In the Missouri case of Sanders v. Ahmed, the plaintiff contends that the state’s noneconomic damages cap, which lowered a jury award of $9.2 million to $1.2 million, is in violation of the state’s constitution. The plaintiff’s attorney claims that the cap denies a plaintiff’s right to receive the “full and intended” effect of a jury’s determination of damages. However, counsel for the defendant argues that the constitutional right to a trial by jury does not translate into a right to a jury award, but a right to have a jury determine the case’s facts and make a judgment.

In Velez v. Tuma, the cap itself is not being challenged, but the method of calculating damages when a plaintiff receives a jury award as well as a pretrial settlement from a joint tortfeasor. In Velez, the jury awarded the plaintiff $1.4 million in noneconomic damages, which was reduced by the judge to $394,200 in compliance with the state’s cap. The defendant physician argues that the award should also have been offset by the $195,000 settlement that the plaintiff received from two other hospital defendants prior to trial. The physician’s position is supported by the American Medical Association, which is filing an amicus curiae brief.

The issue of caps on noneconomic damages has already been litigated in Illinois, where the state’s Supreme Court found a cap to violate the separation of powers between the judicial and legislative branches by limiting the ability of a judge to award damages. The court stated, “It is the province of the court system to determine damages and not the prerogative of the legislature to require judges to reduce damages to a predetermined level.”

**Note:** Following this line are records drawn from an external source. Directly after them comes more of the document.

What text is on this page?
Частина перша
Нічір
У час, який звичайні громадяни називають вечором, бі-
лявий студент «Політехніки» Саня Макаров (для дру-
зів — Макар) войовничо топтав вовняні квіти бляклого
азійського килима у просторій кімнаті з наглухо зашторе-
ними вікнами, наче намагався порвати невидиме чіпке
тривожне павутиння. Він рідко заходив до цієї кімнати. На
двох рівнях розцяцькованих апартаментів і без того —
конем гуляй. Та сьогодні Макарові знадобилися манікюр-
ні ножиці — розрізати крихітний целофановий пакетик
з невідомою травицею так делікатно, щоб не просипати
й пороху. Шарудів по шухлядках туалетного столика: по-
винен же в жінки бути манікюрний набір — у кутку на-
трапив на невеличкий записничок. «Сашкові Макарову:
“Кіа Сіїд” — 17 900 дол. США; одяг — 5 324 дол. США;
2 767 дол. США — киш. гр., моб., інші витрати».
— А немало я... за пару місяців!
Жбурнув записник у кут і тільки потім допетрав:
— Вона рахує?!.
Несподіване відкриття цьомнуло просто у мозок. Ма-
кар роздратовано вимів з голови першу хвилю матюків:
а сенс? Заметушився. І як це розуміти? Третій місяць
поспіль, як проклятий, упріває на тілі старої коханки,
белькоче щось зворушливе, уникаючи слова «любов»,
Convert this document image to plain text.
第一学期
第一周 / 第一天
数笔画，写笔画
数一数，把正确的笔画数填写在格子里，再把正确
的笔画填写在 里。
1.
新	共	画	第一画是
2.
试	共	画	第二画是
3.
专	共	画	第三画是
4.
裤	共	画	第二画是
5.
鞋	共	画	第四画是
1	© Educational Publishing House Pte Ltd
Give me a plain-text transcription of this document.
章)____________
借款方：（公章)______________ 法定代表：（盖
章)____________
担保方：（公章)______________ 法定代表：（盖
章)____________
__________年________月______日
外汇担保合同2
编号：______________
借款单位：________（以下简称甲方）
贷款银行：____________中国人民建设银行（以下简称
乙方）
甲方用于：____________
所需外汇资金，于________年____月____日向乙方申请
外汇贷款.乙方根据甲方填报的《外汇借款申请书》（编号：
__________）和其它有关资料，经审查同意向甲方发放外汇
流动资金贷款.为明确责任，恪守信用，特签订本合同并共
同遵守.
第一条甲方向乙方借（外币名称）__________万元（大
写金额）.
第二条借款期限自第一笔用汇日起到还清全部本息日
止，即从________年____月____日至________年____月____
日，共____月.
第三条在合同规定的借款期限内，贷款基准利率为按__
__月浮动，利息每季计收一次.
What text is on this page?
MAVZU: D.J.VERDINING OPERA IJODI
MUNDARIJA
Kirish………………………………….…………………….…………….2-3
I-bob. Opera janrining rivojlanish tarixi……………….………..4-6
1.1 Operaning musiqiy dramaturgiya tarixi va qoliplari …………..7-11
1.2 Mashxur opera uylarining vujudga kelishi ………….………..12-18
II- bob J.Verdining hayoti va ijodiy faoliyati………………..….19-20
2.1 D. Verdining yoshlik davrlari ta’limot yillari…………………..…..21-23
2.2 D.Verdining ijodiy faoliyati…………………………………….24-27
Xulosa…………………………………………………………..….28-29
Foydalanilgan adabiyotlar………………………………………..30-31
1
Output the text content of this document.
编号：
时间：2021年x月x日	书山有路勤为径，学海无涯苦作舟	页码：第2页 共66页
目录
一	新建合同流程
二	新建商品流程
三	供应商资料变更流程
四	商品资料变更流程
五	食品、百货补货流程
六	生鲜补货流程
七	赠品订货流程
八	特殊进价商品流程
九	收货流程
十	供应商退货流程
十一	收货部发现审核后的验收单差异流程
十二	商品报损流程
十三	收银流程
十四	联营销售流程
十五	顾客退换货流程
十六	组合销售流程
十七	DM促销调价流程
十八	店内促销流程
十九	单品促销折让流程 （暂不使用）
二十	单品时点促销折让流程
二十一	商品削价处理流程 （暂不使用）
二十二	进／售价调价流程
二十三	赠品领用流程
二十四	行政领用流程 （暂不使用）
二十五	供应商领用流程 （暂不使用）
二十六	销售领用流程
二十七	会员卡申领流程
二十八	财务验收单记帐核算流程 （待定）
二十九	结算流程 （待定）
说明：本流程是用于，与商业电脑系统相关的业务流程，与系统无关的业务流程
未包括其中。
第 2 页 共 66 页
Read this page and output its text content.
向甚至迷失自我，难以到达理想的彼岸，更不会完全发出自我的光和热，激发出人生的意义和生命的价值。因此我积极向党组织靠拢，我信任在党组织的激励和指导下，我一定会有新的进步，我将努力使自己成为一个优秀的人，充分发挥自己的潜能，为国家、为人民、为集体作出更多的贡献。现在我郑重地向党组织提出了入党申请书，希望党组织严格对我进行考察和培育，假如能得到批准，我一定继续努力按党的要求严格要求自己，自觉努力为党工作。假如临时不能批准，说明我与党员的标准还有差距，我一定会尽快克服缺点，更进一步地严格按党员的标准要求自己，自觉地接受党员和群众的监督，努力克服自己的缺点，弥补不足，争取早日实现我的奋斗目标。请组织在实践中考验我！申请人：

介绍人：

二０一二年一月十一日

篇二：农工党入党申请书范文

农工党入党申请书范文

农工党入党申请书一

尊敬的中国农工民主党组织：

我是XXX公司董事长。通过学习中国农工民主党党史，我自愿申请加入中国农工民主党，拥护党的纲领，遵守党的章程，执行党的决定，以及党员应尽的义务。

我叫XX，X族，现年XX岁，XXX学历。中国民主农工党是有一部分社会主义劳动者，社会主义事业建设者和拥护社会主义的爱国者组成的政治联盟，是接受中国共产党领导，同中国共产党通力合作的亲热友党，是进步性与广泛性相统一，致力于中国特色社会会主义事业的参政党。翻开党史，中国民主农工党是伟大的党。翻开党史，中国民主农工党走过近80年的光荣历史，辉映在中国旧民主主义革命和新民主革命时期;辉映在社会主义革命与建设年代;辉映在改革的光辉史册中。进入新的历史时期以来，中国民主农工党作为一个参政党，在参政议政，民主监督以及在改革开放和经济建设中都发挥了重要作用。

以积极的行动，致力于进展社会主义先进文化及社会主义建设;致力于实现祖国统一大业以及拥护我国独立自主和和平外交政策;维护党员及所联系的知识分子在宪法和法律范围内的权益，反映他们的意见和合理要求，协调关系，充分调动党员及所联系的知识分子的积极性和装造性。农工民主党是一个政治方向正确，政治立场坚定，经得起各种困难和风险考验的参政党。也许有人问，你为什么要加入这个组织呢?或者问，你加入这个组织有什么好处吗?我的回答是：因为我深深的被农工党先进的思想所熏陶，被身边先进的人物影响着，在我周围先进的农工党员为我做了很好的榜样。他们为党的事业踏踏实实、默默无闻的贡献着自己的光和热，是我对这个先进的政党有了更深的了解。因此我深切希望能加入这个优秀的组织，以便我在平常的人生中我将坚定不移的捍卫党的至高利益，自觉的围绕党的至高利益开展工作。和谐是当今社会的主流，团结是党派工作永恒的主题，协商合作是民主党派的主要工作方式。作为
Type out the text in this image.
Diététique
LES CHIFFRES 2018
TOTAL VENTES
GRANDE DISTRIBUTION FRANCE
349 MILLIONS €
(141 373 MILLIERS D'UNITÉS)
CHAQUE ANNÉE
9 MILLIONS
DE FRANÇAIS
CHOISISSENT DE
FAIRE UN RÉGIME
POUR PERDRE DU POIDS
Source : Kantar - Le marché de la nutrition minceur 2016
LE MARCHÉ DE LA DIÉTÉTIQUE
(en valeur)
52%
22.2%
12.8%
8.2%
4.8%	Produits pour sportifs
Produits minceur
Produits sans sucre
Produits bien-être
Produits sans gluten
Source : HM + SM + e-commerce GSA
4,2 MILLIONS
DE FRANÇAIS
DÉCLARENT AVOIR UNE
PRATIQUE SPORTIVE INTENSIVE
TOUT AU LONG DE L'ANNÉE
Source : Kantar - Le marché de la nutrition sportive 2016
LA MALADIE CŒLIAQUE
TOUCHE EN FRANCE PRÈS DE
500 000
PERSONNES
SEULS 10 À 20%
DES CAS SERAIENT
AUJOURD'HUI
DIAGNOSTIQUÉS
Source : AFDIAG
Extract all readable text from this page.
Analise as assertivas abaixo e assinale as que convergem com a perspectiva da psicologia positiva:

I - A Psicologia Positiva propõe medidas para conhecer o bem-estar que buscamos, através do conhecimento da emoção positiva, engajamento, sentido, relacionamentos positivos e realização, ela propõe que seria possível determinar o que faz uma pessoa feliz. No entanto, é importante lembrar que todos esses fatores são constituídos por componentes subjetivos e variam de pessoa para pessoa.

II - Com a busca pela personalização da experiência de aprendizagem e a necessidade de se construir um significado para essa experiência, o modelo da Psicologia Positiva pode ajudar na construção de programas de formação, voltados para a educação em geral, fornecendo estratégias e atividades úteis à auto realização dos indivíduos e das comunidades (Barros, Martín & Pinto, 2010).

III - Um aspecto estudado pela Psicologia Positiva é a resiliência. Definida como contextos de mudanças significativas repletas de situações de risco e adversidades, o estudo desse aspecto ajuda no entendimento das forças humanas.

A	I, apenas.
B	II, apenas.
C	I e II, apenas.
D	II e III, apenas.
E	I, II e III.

Agreeing with the court’s rationale, the President of the American Bar Association, Carolyn B. Lamm stated that research showed that it is inappropriate to adopt statutory limits in medical malpractice compensation because “courts have inherent power to increase or reduce verdicts if they are…excessive or…inadequate.” However, one justice dissented, contending that the judiciary’s function is not to make law, but to utilize it to achieve justice and that the legislature’s function is to formulate “statutory solutions to social problems.”

Many believe that reining in jury awards in medical malpractice cases will lower medical malpractice insurance premiums, which had become so high in Illinois that physicians were allegedly leaving the state to practice. According to the American Medical Association, after the cap was passed in Illinois, liability costs stabilized, insurance competition increased, and more specialists were attracted to shortage areas. Only time will tell whether this progress will become undone as a result of the Lebron decision.

Do you believe that legislative caps on noneconomic damages are necessary for tort reform? Do they violate the concept of separation of powers?

Sanders v. Ahmed, Mo. Cir. Ct., Case No. 0516-CV12867, September 28, 2010.

Velez v. Tuma, Mich. Ct. App., Doc. No. 281136, April 16, 2009.